Flashback to where the race stood five days out, on November 2, 2016: According to RealClearPolitics, Hillary Clinton then had an aggregate lead of 1.3 points in the national vote (she won by 2.1 points, but of course lost in enough states to lose the Electoral College). In the no-toss-up map, Clinton held a slim 66-point lead (up from eight the day before) in the race to the 270 votes needed to secure the presidency in America.

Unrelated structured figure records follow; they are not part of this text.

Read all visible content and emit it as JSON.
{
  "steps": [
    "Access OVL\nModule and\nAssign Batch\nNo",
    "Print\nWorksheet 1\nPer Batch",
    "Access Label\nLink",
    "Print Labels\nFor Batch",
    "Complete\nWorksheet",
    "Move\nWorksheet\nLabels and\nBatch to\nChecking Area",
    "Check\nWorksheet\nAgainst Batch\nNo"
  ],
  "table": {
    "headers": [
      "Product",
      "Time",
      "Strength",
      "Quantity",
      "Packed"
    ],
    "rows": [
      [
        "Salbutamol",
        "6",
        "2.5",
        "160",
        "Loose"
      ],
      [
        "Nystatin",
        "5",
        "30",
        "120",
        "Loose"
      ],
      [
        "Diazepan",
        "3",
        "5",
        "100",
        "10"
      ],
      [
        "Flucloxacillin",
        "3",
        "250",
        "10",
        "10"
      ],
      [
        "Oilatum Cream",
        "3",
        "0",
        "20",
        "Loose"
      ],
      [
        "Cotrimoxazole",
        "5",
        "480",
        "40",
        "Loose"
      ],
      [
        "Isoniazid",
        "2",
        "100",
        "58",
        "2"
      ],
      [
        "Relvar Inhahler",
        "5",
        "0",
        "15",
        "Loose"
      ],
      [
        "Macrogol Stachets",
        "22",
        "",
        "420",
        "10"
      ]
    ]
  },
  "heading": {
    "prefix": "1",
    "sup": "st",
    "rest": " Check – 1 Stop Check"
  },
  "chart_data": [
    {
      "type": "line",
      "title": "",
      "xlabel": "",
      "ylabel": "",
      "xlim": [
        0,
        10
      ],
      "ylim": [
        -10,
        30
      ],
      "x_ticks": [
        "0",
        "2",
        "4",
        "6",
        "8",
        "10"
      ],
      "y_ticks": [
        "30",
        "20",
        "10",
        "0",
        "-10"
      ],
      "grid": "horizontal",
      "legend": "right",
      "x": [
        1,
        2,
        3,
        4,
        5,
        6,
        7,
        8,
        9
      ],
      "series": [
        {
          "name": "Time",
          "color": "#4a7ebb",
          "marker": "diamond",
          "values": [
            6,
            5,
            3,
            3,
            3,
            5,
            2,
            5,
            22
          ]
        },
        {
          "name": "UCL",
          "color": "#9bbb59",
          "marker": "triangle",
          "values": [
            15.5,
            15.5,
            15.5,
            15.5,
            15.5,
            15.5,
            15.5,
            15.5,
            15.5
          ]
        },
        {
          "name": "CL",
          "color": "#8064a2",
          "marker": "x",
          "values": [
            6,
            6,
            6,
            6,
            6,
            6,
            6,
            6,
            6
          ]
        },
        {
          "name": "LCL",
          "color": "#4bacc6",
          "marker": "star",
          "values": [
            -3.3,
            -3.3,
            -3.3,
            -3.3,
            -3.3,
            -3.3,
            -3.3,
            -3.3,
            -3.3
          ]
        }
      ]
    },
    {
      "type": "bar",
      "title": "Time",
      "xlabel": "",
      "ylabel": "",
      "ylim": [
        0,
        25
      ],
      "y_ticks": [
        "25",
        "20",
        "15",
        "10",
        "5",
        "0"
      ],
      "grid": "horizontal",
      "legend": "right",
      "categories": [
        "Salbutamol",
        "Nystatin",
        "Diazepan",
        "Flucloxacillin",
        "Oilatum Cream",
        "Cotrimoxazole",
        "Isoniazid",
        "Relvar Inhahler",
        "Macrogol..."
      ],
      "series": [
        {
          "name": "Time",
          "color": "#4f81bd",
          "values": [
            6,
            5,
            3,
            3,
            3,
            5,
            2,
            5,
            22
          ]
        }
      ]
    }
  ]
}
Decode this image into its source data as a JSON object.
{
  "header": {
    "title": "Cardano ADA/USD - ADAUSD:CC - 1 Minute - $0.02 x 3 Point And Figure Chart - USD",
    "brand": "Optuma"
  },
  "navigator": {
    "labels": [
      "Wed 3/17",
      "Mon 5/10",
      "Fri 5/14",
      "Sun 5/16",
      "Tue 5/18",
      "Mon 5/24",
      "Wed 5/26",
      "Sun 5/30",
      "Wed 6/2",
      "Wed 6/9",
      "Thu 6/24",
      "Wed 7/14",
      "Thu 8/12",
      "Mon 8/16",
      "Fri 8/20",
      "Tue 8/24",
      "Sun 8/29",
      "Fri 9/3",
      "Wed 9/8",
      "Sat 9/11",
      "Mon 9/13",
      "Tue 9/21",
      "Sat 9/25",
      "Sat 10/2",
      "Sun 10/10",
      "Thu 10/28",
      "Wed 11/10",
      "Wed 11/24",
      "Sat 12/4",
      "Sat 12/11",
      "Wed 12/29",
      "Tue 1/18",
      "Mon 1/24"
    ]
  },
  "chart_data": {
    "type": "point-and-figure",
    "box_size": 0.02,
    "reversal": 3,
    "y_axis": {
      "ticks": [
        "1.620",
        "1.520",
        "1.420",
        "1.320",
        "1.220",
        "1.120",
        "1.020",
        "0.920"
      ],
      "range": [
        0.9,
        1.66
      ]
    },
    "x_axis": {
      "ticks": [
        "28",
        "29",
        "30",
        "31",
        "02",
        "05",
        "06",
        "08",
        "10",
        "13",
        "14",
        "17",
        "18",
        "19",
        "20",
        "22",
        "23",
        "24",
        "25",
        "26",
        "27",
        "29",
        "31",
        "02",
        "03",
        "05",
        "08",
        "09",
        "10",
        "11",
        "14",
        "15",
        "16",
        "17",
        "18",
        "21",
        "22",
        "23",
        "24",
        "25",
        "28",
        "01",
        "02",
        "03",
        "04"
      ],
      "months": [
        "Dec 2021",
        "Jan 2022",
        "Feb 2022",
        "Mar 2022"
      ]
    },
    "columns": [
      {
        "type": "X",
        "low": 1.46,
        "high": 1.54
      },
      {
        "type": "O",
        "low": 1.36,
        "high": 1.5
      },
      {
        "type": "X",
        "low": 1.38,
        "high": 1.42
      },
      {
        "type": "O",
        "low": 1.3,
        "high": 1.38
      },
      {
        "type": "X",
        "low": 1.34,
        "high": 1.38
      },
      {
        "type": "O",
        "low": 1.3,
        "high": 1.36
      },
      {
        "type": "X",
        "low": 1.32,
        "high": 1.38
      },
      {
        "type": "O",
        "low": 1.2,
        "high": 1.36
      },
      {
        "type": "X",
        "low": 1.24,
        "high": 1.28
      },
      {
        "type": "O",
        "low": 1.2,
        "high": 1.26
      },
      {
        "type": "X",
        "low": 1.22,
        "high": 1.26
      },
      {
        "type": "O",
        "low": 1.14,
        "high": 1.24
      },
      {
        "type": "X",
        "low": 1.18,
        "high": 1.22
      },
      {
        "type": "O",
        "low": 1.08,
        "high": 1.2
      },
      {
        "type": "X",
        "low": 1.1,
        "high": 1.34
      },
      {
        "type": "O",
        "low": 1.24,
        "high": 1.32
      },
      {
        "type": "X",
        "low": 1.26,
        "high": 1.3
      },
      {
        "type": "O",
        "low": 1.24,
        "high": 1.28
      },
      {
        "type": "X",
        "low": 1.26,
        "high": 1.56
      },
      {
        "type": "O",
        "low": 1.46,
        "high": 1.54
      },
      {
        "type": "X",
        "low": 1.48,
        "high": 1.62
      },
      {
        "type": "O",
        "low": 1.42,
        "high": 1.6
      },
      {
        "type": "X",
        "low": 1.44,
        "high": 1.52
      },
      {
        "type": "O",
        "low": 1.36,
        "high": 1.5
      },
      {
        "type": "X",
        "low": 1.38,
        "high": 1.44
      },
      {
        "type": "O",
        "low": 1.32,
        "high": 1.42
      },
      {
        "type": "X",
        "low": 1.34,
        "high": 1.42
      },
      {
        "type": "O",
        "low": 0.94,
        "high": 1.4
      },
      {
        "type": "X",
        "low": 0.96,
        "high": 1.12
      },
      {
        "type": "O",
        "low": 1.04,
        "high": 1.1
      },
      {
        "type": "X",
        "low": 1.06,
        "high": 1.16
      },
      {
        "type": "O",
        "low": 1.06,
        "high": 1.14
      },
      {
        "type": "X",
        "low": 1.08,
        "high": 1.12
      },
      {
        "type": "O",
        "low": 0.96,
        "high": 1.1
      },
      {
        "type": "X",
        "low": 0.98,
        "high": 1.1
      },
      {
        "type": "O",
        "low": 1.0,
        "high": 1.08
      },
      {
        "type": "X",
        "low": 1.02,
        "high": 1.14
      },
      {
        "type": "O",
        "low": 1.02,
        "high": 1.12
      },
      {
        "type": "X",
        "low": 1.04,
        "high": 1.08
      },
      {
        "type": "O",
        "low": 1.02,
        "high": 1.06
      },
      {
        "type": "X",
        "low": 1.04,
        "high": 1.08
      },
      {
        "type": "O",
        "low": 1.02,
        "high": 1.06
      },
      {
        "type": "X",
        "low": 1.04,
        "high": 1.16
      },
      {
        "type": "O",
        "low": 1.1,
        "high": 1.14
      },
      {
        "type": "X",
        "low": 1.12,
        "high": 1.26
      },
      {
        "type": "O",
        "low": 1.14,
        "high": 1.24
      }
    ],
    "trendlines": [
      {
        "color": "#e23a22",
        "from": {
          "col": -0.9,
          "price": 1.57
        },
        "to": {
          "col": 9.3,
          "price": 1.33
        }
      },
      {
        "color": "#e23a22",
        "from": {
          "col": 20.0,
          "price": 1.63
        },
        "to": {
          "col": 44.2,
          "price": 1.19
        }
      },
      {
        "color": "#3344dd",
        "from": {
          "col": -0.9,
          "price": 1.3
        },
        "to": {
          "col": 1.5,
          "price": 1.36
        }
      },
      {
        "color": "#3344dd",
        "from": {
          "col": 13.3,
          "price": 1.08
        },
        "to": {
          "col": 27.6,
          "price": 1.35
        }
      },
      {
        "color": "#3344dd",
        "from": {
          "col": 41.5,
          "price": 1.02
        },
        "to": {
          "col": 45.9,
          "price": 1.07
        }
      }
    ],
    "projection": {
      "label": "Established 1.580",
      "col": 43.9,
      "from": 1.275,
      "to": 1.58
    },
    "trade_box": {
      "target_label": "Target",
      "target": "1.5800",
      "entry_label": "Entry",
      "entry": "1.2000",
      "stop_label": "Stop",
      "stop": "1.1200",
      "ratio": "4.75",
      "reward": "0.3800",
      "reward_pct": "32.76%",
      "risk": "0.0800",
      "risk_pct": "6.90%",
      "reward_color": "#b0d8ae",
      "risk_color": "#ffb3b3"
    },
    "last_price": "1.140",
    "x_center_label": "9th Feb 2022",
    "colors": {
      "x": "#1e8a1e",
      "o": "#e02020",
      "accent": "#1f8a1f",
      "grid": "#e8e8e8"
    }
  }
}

In the battleground/toss-up states according to RCP (Ohio, Pennsylvania and Florida), Clinton had a 1.8-point lead but was actually losing two of them — Ohio and Florida. The Senate map without toss-ups being counted to the party leading in the polls was 51-49 in favor of the Republicans (they ended up winning 52-48). The generic house race was 3.0 points in favor of the Democrats.
Over at FiveThirtyEight at this point in 2016, the picture was similar. With polls weighted for quality, Clinton led in the national race by 2.9 points (and was given a 66.2 per cent chance to win) and the generic ballot was 3.1 points in favor of the Democrats. The big difference: the Senate was viewed by FiveThirtyEight as having a 64.3 per cent chance of being controlled by Democrats.
How does that compare to right now? Biden’s lead and the lead for the Democrats in the Senate and House is much more robust. RCP has Biden with a 7.7-point lead and this is with many higher quality polls being paused so that they can instead provide a final forecast. That’s nearly six times greater than at this point in 2016.
The site’s 2020 “no toss up” map gives Biden a lead of 152 electoral votes, more than twice the expected 2016 margin. And the Senate is forecasted without tossups to be the inverse of 2016: 51-49 in favor of the Democrats. The House generic vote according to RCP is nearly three times as large as in 2016: 8.4 points.
The data is similar according to FiveThirtyEight. Biden is 89 per cent to win, more than 20 points higher than in 2016, Biden’s weighted polling average is three times greater (9.0 per cent), the chance of Democratic control of the Senate is higher (77 per cent compared with 64.3 per cent). Their generic House ballot now is 6.9-points in favor of the Democrats versus 3.0 then.
"Biden's advantage is much bigger than Clinton's was at this point. This race in '16 was tightening,” says MSNBC’s Steve Kornacki. “If you want to compare 2020 and 2016 over the last week, keep an eye on this difference in the national polls.”
The latest highly respected Monmouth University poll was cited by the New York Times’ election expert Nate Cohen as a very troubling sign for Trump, who is trailing once reliably red Georgia by four points.
And Texas, the second-largest Electoral Vote prize at 38 votes that has not voted Democratic for president since 1976, has been put by the non-partisan Cook Political Report into the toss-up pile.
But there are some pollsters who remain bullish on Trump’s chances, mainly because they show a much tighter race than the aggregate.
“The race will be very close,” says Raghavan Mayur, director of the Investor Business Daily/TIPP poll. And Trump “may” be re-elected.
He says that enthusiasm for Biden is less than it was for Clinton. But the real question is how enthusiastic anti-Trump voters are to see him lose.